News Release
Montefiore Receives $1.2 Million HRSA Grant to Launch First Preventive Medicine Residency Program with Integrative Health Focus
October 9, 2015
Montefiore Health System (MHS) today announced receipt of a three year, $1.2 million grant from the Health Resources and Services Administration (HRSA), a division of the U.S. Department of Health and Human Services. The grant will help to develop and implement a new preventive medicine (PM) residency program, woven into an existing residency in family medicine. This four year program, one of only a few in the U.S., will be the first to have an integrative health focus. It will launch in July 2016 with two residents.
This program will advance evidence-based population and integrative health training and practice at primary care sites that care for underserved communities in the Bronx and beyond.
"In creating this new program, Montefiore will collaborate with the Masters of Public Health Program (M.P.H.) at Lehman College (CUNY), Institute for Family Health, the Pacific College of Oriental Medicine, and the NYC Department of Health and Mental Hygiene. The Preventive Medicine residency will be situated within the Department of Family and Social Medicine at Montefiore.

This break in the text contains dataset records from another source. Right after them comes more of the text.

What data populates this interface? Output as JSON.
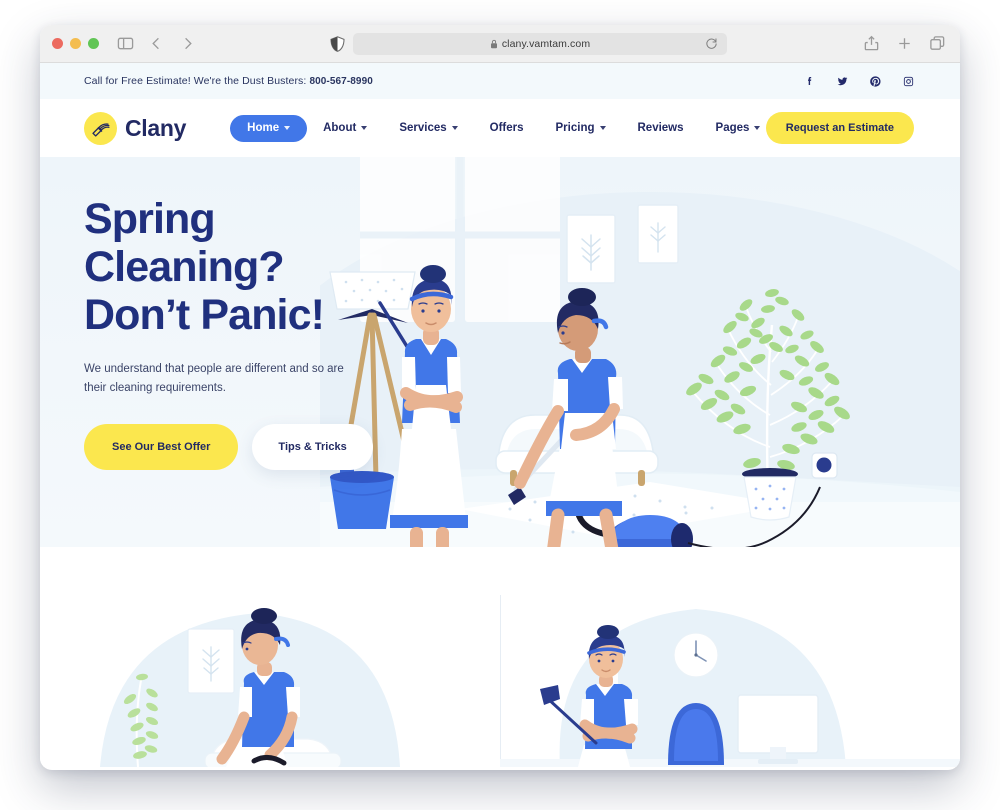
{
  "browser": {
    "url": "clany.vamtam.com",
    "icons": {
      "sidebar": "sidebar-toggle-icon",
      "back": "back-arrow-icon",
      "forward": "forward-arrow-icon",
      "shield": "privacy-shield-icon",
      "lock": "lock-icon",
      "reload": "reload-icon",
      "share": "share-icon",
      "new_tab": "plus-icon",
      "tabs": "tab-overview-icon"
    }
  },
  "topbar": {
    "message": "Call for Free Estimate! We're the Dust Busters: ",
    "phone": "800-567-8990",
    "socials": [
      {
        "name": "facebook-icon",
        "label": "Facebook"
      },
      {
        "name": "twitter-icon",
        "label": "Twitter"
      },
      {
        "name": "pinterest-icon",
        "label": "Pinterest"
      },
      {
        "name": "instagram-icon",
        "label": "Instagram"
      }
    ]
  },
  "nav": {
    "brand": "Clany",
    "logo_icon": "broom-icon",
    "items": [
      {
        "label": "Home",
        "has_dropdown": true,
        "active": true
      },
      {
        "label": "About",
        "has_dropdown": true,
        "active": false
      },
      {
        "label": "Services",
        "has_dropdown": true,
        "active": false
      },
      {
        "label": "Offers",
        "has_dropdown": false,
        "active": false
      },
      {
        "label": "Pricing",
        "has_dropdown": true,
        "active": false
      },
      {
        "label": "Reviews",
        "has_dropdown": false,
        "active": false
      },
      {
        "label": "Pages",
        "has_dropdown": true,
        "active": false
      }
    ],
    "cta_label": "Request an Estimate"
  },
  "hero": {
    "title_line1": "Spring",
    "title_line2": "Cleaning?",
    "title_line3": "Don’t Panic!",
    "subtitle": "We understand that people are different and so are their cleaning requirements.",
    "primary_button": "See Our Best Offer",
    "secondary_button": "Tips & Tricks",
    "illustration": "maid-with-duster-and-maid-vacuuming-living-room"
  },
  "features": {
    "left_illustration": "maid-vacuuming-beside-plant-and-framed-art",
    "right_illustration": "maid-with-squeegee-in-office-with-clock-and-monitor"
  },
  "colors": {
    "accent_blue": "#4177e8",
    "accent_yellow": "#fbe74e",
    "navy": "#222a63",
    "hero_background": "#f2f7fb",
    "plant_green": "#a8d98a"
  }
}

“This grant from HRSA aligns with the goals of Montefiore’s approach to population health and is an important example of having a close relationship between translational science and education,” said William Jordan, M.D., M.P.H. director of the new PM residency program, co-director of Medical Student Education in the Department of Family and Social Medicine at Montefiore, assistant professor in the Department of Family and Social Medicine at Albert Einstein College of Medicine. “We are delighted to develop the Preventive Medicine residency program and to welcome our first residents in just a few months.”
Participants will also earn an M.P.H. degree through the residency training program which will give them a strong background in epidemiology and skills in data analysis. Each resident will complete a social medicine project that addresses the needs of a vulnerable community
“National changes in healthcare delivery address the importance of educating primary care physicians to help their patients adopt healthy behaviors,” said Peter Selwyn, MD, M.P.H., chair of Family and Social Medicine at Montefiore Health System and at Albert Einstein College of Medicine. “This country has a primary care shortage, so we need doctors engaged in creative ways to deliver quality health care to patients, their families and our community. Primary care is the foundation of larger changes occurring in the health care system and training doctors in preventive medicine will help bridge these worlds.”